Well, if you believe that, you'll believe that the British revolution is imminent or that Stalin's slave-labour camps were a fiction of imperialist propaganda. The truth is that the Stop the War Coalition has been a colossal failure -- and that the politics of its leading actors bears a substantial part of the blame.

Here, it is necessary to go back a bit. Before 9/11, Iraq was not a major issue in Britain. The Leninist micro-parties and other leftists had railed for years about the iniquities of the UN sanctions regime against Iraq. But lifting it would have left no way of constraining Saddam.

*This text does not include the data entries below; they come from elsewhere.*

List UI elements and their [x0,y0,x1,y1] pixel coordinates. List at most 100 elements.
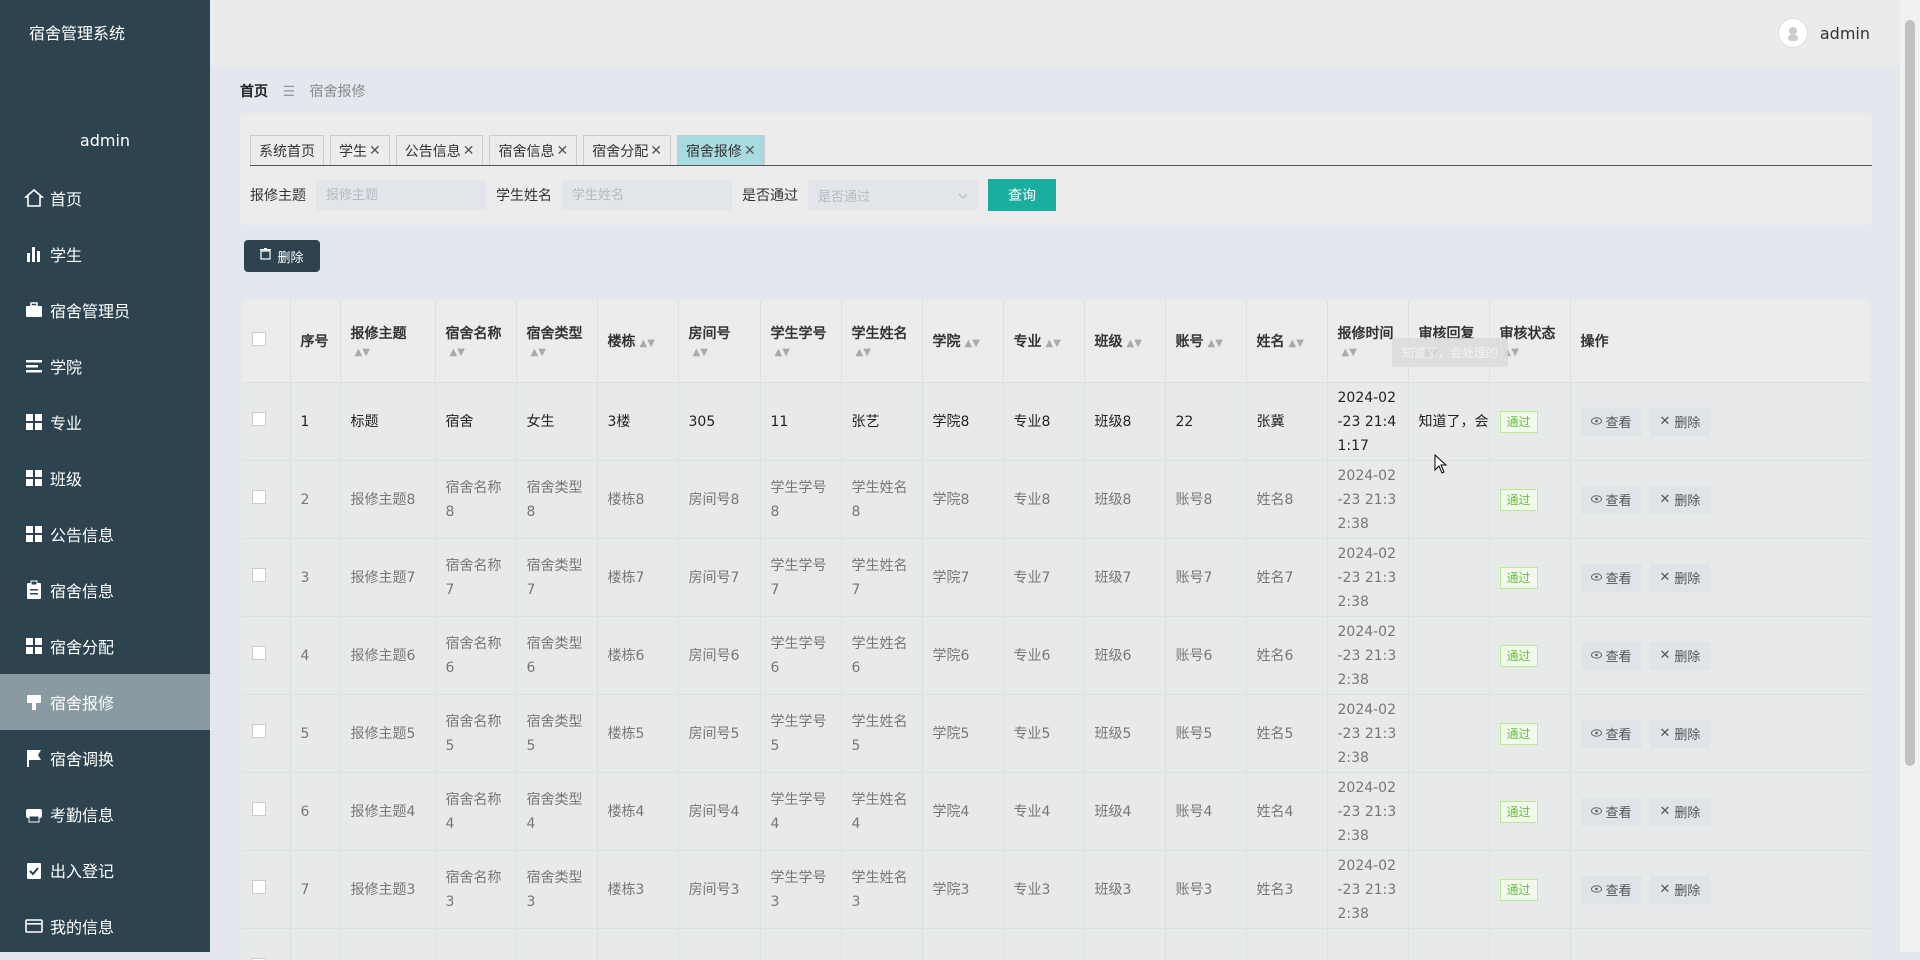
status-badge: 通过 [1500,723,1538,745]
table-cell: 2 [290,461,340,539]
column-header[interactable]: 学院▲▼ [922,300,1003,383]
header-username: admin [1820,24,1870,43]
row-delete-button[interactable]: ✕删除 [1650,564,1711,592]
sort-icon[interactable]: ▲▼ [355,347,370,358]
query-button[interactable]: 查询 [988,179,1056,211]
sort-icon[interactable]: ▲▼ [693,347,708,358]
close-icon[interactable]: ✕ [369,143,381,159]
sidebar-item-8[interactable]: 宿舍信息 [0,562,210,618]
column-header[interactable]: 报修主题▲▼ [340,300,435,383]
column-header-label: 操作 [1581,334,1609,350]
sort-icon[interactable]: ▲▼ [965,338,980,349]
table-cell: 学院6 [922,617,1003,695]
column-header[interactable]: 宿舍名称▲▼ [435,300,516,383]
tab-2[interactable]: 学生✕ [330,135,390,165]
sort-icon[interactable]: ▲▼ [640,338,655,349]
column-header[interactable]: 楼栋▲▼ [597,300,678,383]
column-header[interactable]: 专业 ▲▼ [1003,300,1084,383]
tab-label: 宿舍分配 [592,141,648,161]
tab-5[interactable]: 宿舍分配✕ [583,135,671,165]
sidebar-item-1[interactable]: 首页 [0,170,210,226]
user-menu[interactable]: admin [1778,18,1870,48]
row-delete-button[interactable]: ✕删除 [1650,642,1711,670]
close-icon[interactable]: ✕ [556,143,568,159]
sidebar-item-5[interactable]: 专业 [0,394,210,450]
batch-delete-button[interactable]: 删除 [244,240,320,272]
student-name-input[interactable] [562,180,732,210]
row-checkbox[interactable] [252,646,266,660]
sidebar-item-12[interactable]: 考勤信息 [0,786,210,842]
table-cell: 宿舍类型6 [516,617,597,695]
tab-6[interactable]: 宿舍报修✕ [677,135,765,165]
sort-icon[interactable]: ▲▼ [1289,338,1304,349]
select-all-checkbox[interactable] [252,332,266,346]
table-cell: 宿舍名称7 [435,539,516,617]
column-header[interactable]: 账号▲▼ [1165,300,1246,383]
sidebar-item-13[interactable]: 出入登记 [0,842,210,898]
close-icon[interactable]: ✕ [744,143,756,159]
column-header[interactable]: 学生姓名 ▲▼ [841,300,922,383]
table-cell [290,929,340,960]
table-cell [1084,929,1165,960]
column-header[interactable]: 房间号▲▼ [678,300,760,383]
column-header[interactable]: 班级▲▼ [1084,300,1165,383]
breadcrumb-home[interactable]: 首页 [240,84,268,100]
pass-status-select[interactable]: 是否通过 [808,180,978,210]
sidebar-item-2[interactable]: 学生 [0,226,210,282]
row-delete-button[interactable]: ✕删除 [1650,798,1711,826]
view-button[interactable]: 查看 [1581,408,1642,436]
view-label: 查看 [1606,880,1632,899]
column-header-label: 学生姓名 [852,326,908,342]
tab-1[interactable]: 系统首页 [250,135,324,165]
sort-icon[interactable]: ▲▼ [856,347,871,358]
row-delete-button[interactable]: ✕删除 [1650,876,1711,904]
sort-icon[interactable]: ▲▼ [1208,338,1223,349]
tab-3[interactable]: 公告信息✕ [396,135,484,165]
page-scrollbar[interactable] [1900,0,1920,952]
view-button[interactable]: 查看 [1581,720,1642,748]
close-icon[interactable]: ✕ [463,143,475,159]
breadcrumb: 首页 ☰ 宿舍报修 [240,81,365,101]
view-button[interactable]: 查看 [1581,564,1642,592]
sidebar-item-11[interactable]: 宿舍调换 [0,730,210,786]
table-cell: 2024-02-23 21:32:38 [1327,461,1408,539]
sort-icon[interactable]: ▲▼ [1127,338,1142,349]
subject-input[interactable] [316,180,486,210]
column-header[interactable]: 宿舍类型▲▼ [516,300,597,383]
row-checkbox[interactable] [252,802,266,816]
sort-icon[interactable]: ▲▼ [775,347,790,358]
tab-4[interactable]: 宿舍信息✕ [489,135,577,165]
row-checkbox[interactable] [252,412,266,426]
row-checkbox[interactable] [252,724,266,738]
sidebar-item-10[interactable]: 宿舍报修 [0,674,210,730]
sidebar-item-14[interactable]: 我的信息 [0,898,210,954]
row-delete-label: 删除 [1674,646,1700,665]
column-header[interactable]: 姓名▲▼ [1246,300,1327,383]
table-cell: 宿舍类型3 [516,851,597,929]
view-button[interactable]: 查看 [1581,486,1642,514]
close-icon[interactable]: ✕ [650,143,662,159]
column-header[interactable]: 学生学号▲▼ [760,300,841,383]
row-checkbox[interactable] [252,880,266,894]
view-button[interactable]: 查看 [1581,798,1642,826]
sidebar-item-4[interactable]: 学院 [0,338,210,394]
repair-table: 序号报修主题▲▼宿舍名称▲▼宿舍类型▲▼楼栋▲▼房间号▲▼学生学号▲▼学生姓名▲… [242,300,1870,960]
table-row: 宿舍名称宿舍类型学生学号学生姓名2024-02 [242,929,1870,960]
sort-icon[interactable]: ▲▼ [1342,347,1357,358]
row-delete-button[interactable]: ✕删除 [1650,408,1711,436]
row-checkbox[interactable] [252,490,266,504]
sort-icon[interactable]: ▲▼ [1046,338,1061,349]
sidebar-item-9[interactable]: 宿舍分配 [0,618,210,674]
sort-icon[interactable]: ▲▼ [531,347,546,358]
row-checkbox[interactable] [252,568,266,582]
sort-icon[interactable]: ▲▼ [450,347,465,358]
row-delete-button[interactable]: ✕删除 [1650,720,1711,748]
view-button[interactable]: 查看 [1581,642,1642,670]
view-button[interactable]: 查看 [1581,876,1642,904]
column-header-label: 专业 [1014,334,1042,350]
row-delete-button[interactable]: ✕删除 [1650,486,1711,514]
sidebar-item-3[interactable]: 宿舍管理员 [0,282,210,338]
sidebar-item-7[interactable]: 公告信息 [0,506,210,562]
scrollbar-thumb[interactable] [1905,20,1915,766]
sidebar-item-6[interactable]: 班级 [0,450,210,506]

So most of the left agreed with the government that sanctions were preferable (if not quite as they were) to removing the pressure or escalating to all-out military action.

What changed after 9/11 -- when it became clear that the US was preparing to invade Afghanistan to root out al-Qaida and overthrow the Taliban -- was that Britain’s Leninists found a cause they shared not only with part of the non-Leninist left but also with a substantial section of Muslim opinion. Led by the SWP and the CPB, they set up a committee they dominated, the Stop the War Coalition, to campaign against US imperialist aggression.

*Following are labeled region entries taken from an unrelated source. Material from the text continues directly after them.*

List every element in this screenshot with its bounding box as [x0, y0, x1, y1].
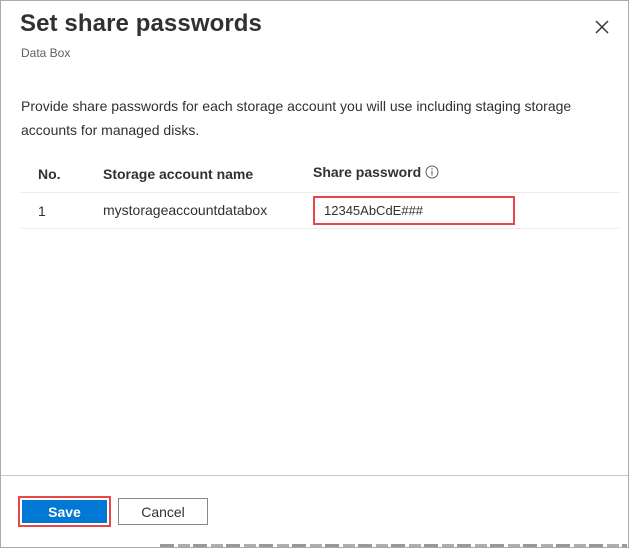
cancel-button[interactable]: Cancel [118, 498, 208, 525]
background-edge [160, 544, 627, 547]
column-header-no: No. [38, 166, 61, 182]
info-icon[interactable] [425, 165, 439, 179]
dialog-footer: Save Cancel [1, 475, 628, 547]
share-password-table: No. Storage account name Share password … [21, 157, 619, 229]
table-row: 1 mystorageaccountdatabox [21, 193, 619, 229]
column-header-storage-account-name: Storage account name [103, 166, 254, 182]
row-number: 1 [38, 203, 46, 219]
page-subtitle: Data Box [21, 46, 71, 60]
save-button[interactable]: Save [22, 500, 107, 523]
share-password-input[interactable] [313, 196, 515, 225]
storage-account-name: mystorageaccountdatabox [103, 202, 268, 218]
description-text: Provide share passwords for each storage… [21, 98, 572, 138]
close-icon [595, 20, 609, 34]
table-header: No. Storage account name Share password [21, 157, 619, 193]
set-share-passwords-panel: Set share passwords Data Box Provide sha… [0, 0, 629, 548]
save-button-highlight: Save [18, 496, 111, 527]
page-title: Set share passwords [20, 10, 263, 37]
close-button[interactable] [591, 16, 613, 38]
column-header-share-password: Share password [313, 164, 422, 180]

On Afghanistan, its efforts were ineffectual – two lacklustre London demos, one of 20,000 and one of 50,000 -- but that wasn't surprising. Although there were doomsayers across the political spectrum who warned (incorrectly) that the Afghan war would be a disaster, few apart from the died-in-the-wool left, the pacifists and the Islamists questioned the legitimacy of the enterprise.

But once the Bush Administration's attentions turned to Iraq, British public opinion shifted -- and for good reason. There was little evidence that Saddam had any responsibility for 9/11 or would turn belligerent again. And invading Iraq appeared extraordinarily risky, not least because of the arsenal everyone assumed he possessed. From spring 2002, it was clear that there was a potential "coalition of the unwilling" opposed to war against Iraq (unless diplomacy had been exhausted and war had UN backing) including most of the Labour Party, the Liberal Democrats and even some Tories.

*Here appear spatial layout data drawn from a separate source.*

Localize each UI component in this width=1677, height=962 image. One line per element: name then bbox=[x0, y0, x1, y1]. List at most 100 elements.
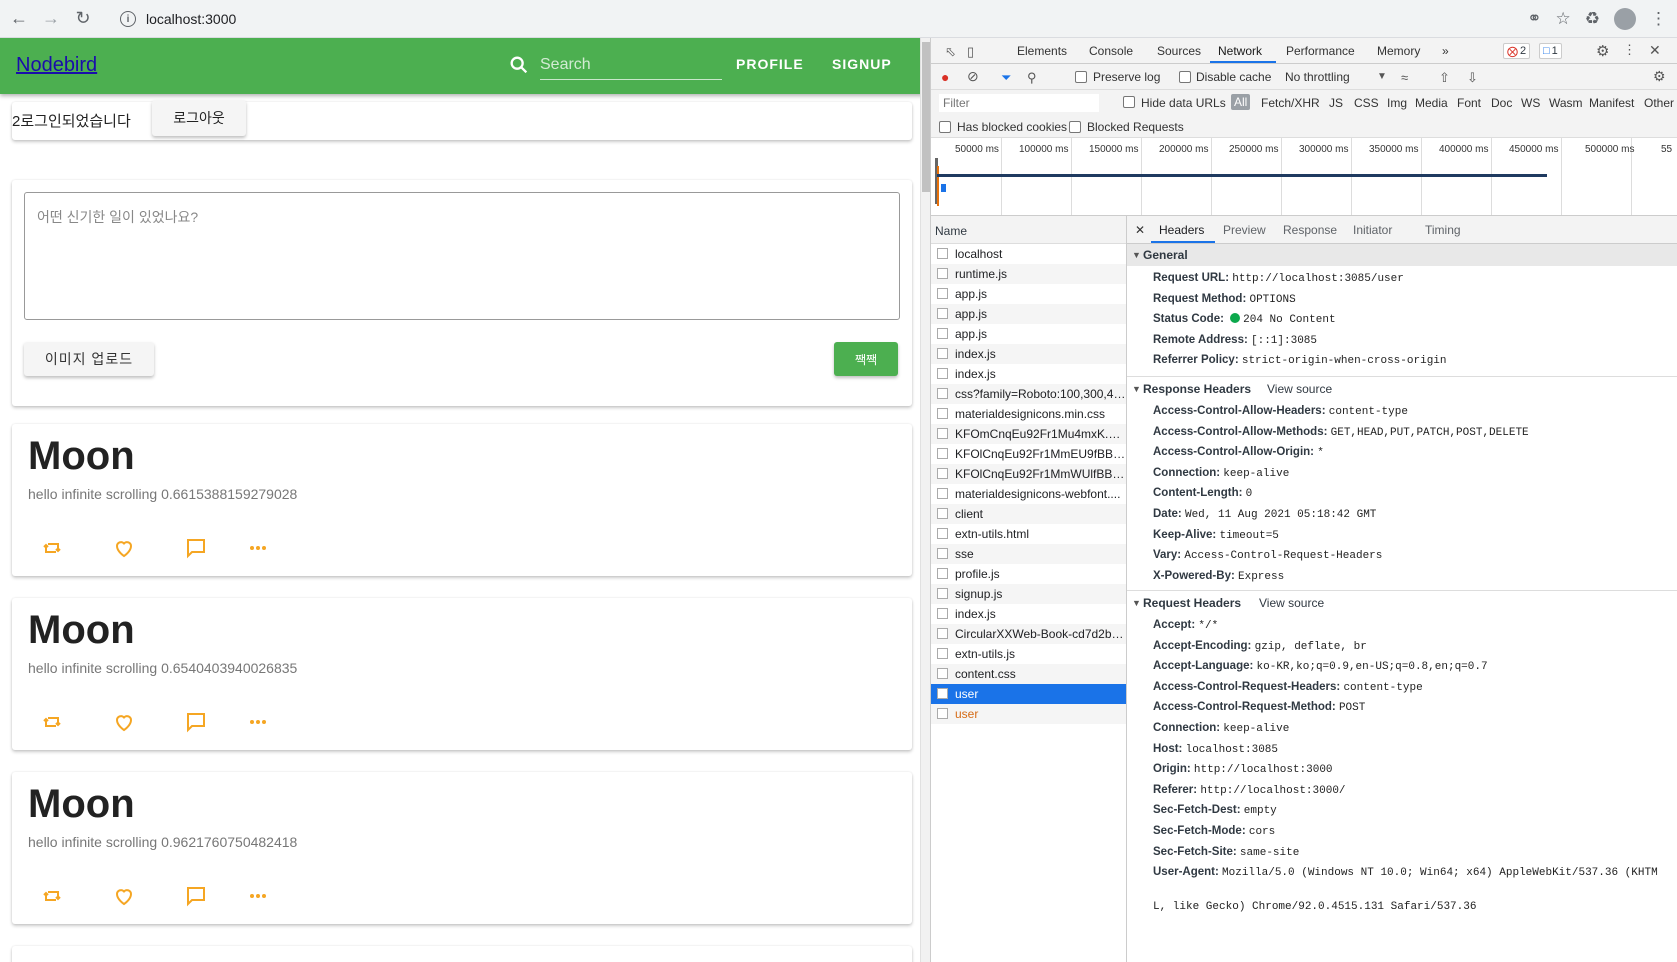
filter-type-wasm[interactable]: Wasm bbox=[1549, 96, 1583, 110]
export-har-icon[interactable]: ⇩ bbox=[1467, 70, 1478, 86]
gear-icon[interactable]: ⚙ bbox=[1596, 42, 1609, 60]
request-row[interactable]: index.js bbox=[931, 344, 1126, 364]
error-badge[interactable]: ⨂ 2 bbox=[1503, 43, 1531, 59]
search-input[interactable] bbox=[540, 50, 722, 80]
dropdown-arrow-icon[interactable]: ▼ bbox=[1377, 71, 1387, 82]
view-source-link[interactable]: View source bbox=[1259, 592, 1324, 614]
request-row[interactable]: profile.js bbox=[931, 564, 1126, 584]
has-blocked-cookies-checkbox[interactable] bbox=[939, 121, 951, 133]
image-upload-button[interactable]: 이미지 업로드 bbox=[24, 342, 154, 376]
filter-input[interactable] bbox=[939, 94, 1099, 112]
submit-post-button[interactable]: 짹짹 bbox=[834, 342, 898, 376]
retweet-icon[interactable] bbox=[40, 710, 64, 734]
inspect-icon[interactable]: ⬁ bbox=[945, 44, 956, 60]
request-row[interactable]: KFOmCnqEu92Fr1Mu4mxK.wo... bbox=[931, 424, 1126, 444]
filter-type-fetch[interactable]: Fetch/XHR bbox=[1261, 96, 1320, 110]
heart-icon[interactable] bbox=[112, 536, 136, 560]
filter-type-css[interactable]: CSS bbox=[1354, 96, 1379, 110]
disable-cache-checkbox[interactable] bbox=[1179, 71, 1191, 83]
request-row[interactable]: KFOlCnqEu92Fr1MmWUlfBBc... bbox=[931, 464, 1126, 484]
page-scrollbar[interactable] bbox=[920, 38, 930, 962]
more-tabs-icon[interactable]: » bbox=[1442, 44, 1449, 58]
request-headers-section-header[interactable]: ▼ Request Headers View source bbox=[1127, 592, 1677, 614]
more-icon[interactable] bbox=[246, 536, 270, 560]
post-textarea[interactable]: 어떤 신기한 일이 있었나요? bbox=[24, 192, 900, 320]
tab-performance[interactable]: Performance bbox=[1286, 44, 1355, 58]
filter-icon[interactable]: ⏷ bbox=[1001, 70, 1011, 86]
comment-icon[interactable] bbox=[184, 710, 208, 734]
nav-profile-button[interactable]: PROFILE bbox=[736, 56, 804, 72]
general-section-header[interactable]: ▼ General bbox=[1127, 244, 1677, 266]
tab-headers[interactable]: Headers bbox=[1159, 223, 1204, 237]
retweet-icon[interactable] bbox=[40, 884, 64, 908]
extensions-icon[interactable]: ♻ bbox=[1585, 9, 1600, 29]
request-row[interactable]: materialdesignicons-webfont.... bbox=[931, 484, 1126, 504]
request-row[interactable]: app.js bbox=[931, 324, 1126, 344]
tab-response[interactable]: Response bbox=[1283, 223, 1337, 237]
blocked-requests-checkbox[interactable] bbox=[1069, 121, 1081, 133]
request-row[interactable]: css?family=Roboto:100,300,400,... bbox=[931, 384, 1126, 404]
tab-network[interactable]: Network bbox=[1218, 44, 1262, 58]
heart-icon[interactable] bbox=[112, 884, 136, 908]
filter-type-img[interactable]: Img bbox=[1387, 96, 1407, 110]
tab-timing[interactable]: Timing bbox=[1425, 223, 1461, 237]
filter-type-font[interactable]: Font bbox=[1457, 96, 1481, 110]
request-row[interactable]: signup.js bbox=[931, 584, 1126, 604]
request-row[interactable]: user bbox=[931, 684, 1126, 704]
more-icon[interactable] bbox=[246, 710, 270, 734]
filter-type-all[interactable]: All bbox=[1231, 94, 1251, 110]
tab-initiator[interactable]: Initiator bbox=[1353, 223, 1392, 237]
hide-data-urls-checkbox[interactable] bbox=[1123, 96, 1135, 108]
request-row[interactable]: index.js bbox=[931, 364, 1126, 384]
request-row[interactable]: extn-utils.html bbox=[931, 524, 1126, 544]
forward-icon[interactable]: → bbox=[38, 6, 64, 32]
filter-type-doc[interactable]: Doc bbox=[1491, 96, 1512, 110]
throttling-select[interactable]: No throttling bbox=[1285, 70, 1350, 84]
tab-elements[interactable]: Elements bbox=[1017, 44, 1067, 58]
info-icon[interactable]: i bbox=[120, 11, 136, 27]
profile-avatar[interactable] bbox=[1614, 8, 1636, 30]
request-row[interactable]: app.js bbox=[931, 284, 1126, 304]
request-row[interactable]: sse bbox=[931, 544, 1126, 564]
logout-button[interactable]: 로그아웃 bbox=[152, 100, 246, 136]
search-icon[interactable]: ⚲ bbox=[1027, 70, 1037, 86]
response-headers-section-header[interactable]: ▼ Response Headers View source bbox=[1127, 378, 1677, 400]
menu-icon[interactable]: ⋮ bbox=[1650, 9, 1667, 29]
reload-icon[interactable]: ↻ bbox=[70, 6, 96, 32]
request-row[interactable]: CircularXXWeb-Book-cd7d2bc... bbox=[931, 624, 1126, 644]
retweet-icon[interactable] bbox=[40, 536, 64, 560]
filter-type-manifest[interactable]: Manifest bbox=[1589, 96, 1634, 110]
tab-console[interactable]: Console bbox=[1089, 44, 1133, 58]
tab-preview[interactable]: Preview bbox=[1223, 223, 1266, 237]
tab-sources[interactable]: Sources bbox=[1157, 44, 1201, 58]
network-settings-icon[interactable]: ⚙ bbox=[1653, 68, 1666, 85]
request-row[interactable]: user bbox=[931, 704, 1126, 724]
view-source-link[interactable]: View source bbox=[1267, 378, 1332, 400]
name-column-header[interactable]: Name bbox=[931, 216, 1126, 244]
close-details-icon[interactable]: ✕ bbox=[1135, 223, 1145, 237]
request-row[interactable]: client bbox=[931, 504, 1126, 524]
more-icon[interactable] bbox=[246, 884, 270, 908]
request-row[interactable]: index.js bbox=[931, 604, 1126, 624]
request-row[interactable]: runtime.js bbox=[931, 264, 1126, 284]
filter-type-ws[interactable]: WS bbox=[1521, 96, 1540, 110]
request-row[interactable]: content.css bbox=[931, 664, 1126, 684]
request-row[interactable]: materialdesignicons.min.css bbox=[931, 404, 1126, 424]
clear-icon[interactable]: ⊘ bbox=[967, 68, 979, 85]
back-icon[interactable]: ← bbox=[6, 6, 32, 32]
preserve-log-checkbox[interactable] bbox=[1075, 71, 1087, 83]
request-row[interactable]: extn-utils.js bbox=[931, 644, 1126, 664]
brand-link[interactable]: Nodebird bbox=[16, 54, 97, 77]
close-icon[interactable]: ✕ bbox=[1649, 42, 1661, 59]
request-row[interactable]: localhost bbox=[931, 244, 1126, 264]
filter-type-js[interactable]: JS bbox=[1329, 96, 1343, 110]
comment-icon[interactable] bbox=[184, 884, 208, 908]
record-icon[interactable]: ● bbox=[941, 69, 949, 85]
nav-signup-button[interactable]: SIGNUP bbox=[832, 56, 892, 72]
device-toggle-icon[interactable]: ▯ bbox=[967, 44, 974, 60]
network-conditions-icon[interactable]: ≈ bbox=[1401, 70, 1408, 85]
url-text[interactable]: localhost:3000 bbox=[146, 11, 236, 27]
filter-type-media[interactable]: Media bbox=[1415, 96, 1448, 110]
message-badge[interactable]: □ 1 bbox=[1539, 43, 1562, 59]
filter-type-other[interactable]: Other bbox=[1644, 96, 1674, 110]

This was an extraordinary opportunity for an effective mobilisation against war. But seizing it required an anti-war movement that reflected mainstream anti-war opinion. It had to be explicit that Saddam was a legitimate target for international action short of war. And it could not be, or seen to be, a front for self-styled revolutionaries or radical Islamists on the make.

The Stop the War Coalition failed on almost every count. It organised several big demonstrations -- including one in February that was massive. But that was all. Politically, it never left the leftist ghetto. The SWP conspired shamelessly to retain organisational control. The coalition was cool towards anyone further Right than Labour's hard left (though it tolerated anti-Semitic Islamists). It not only refused to accept that Saddam was a problem but welcomed his supporters. Once the fighting started, the coalition came close (and the SWP even closer) to endorsing the heroic Ba’athist socialist resistance. Unsurprisingly, the numbers on the demos melted away.

Of course, even the most competent and inclusive campaign might not have stopped the British government going to war. But the Stop the War Coalition could not have done much worse if its leaders had been in the pay of the CIA.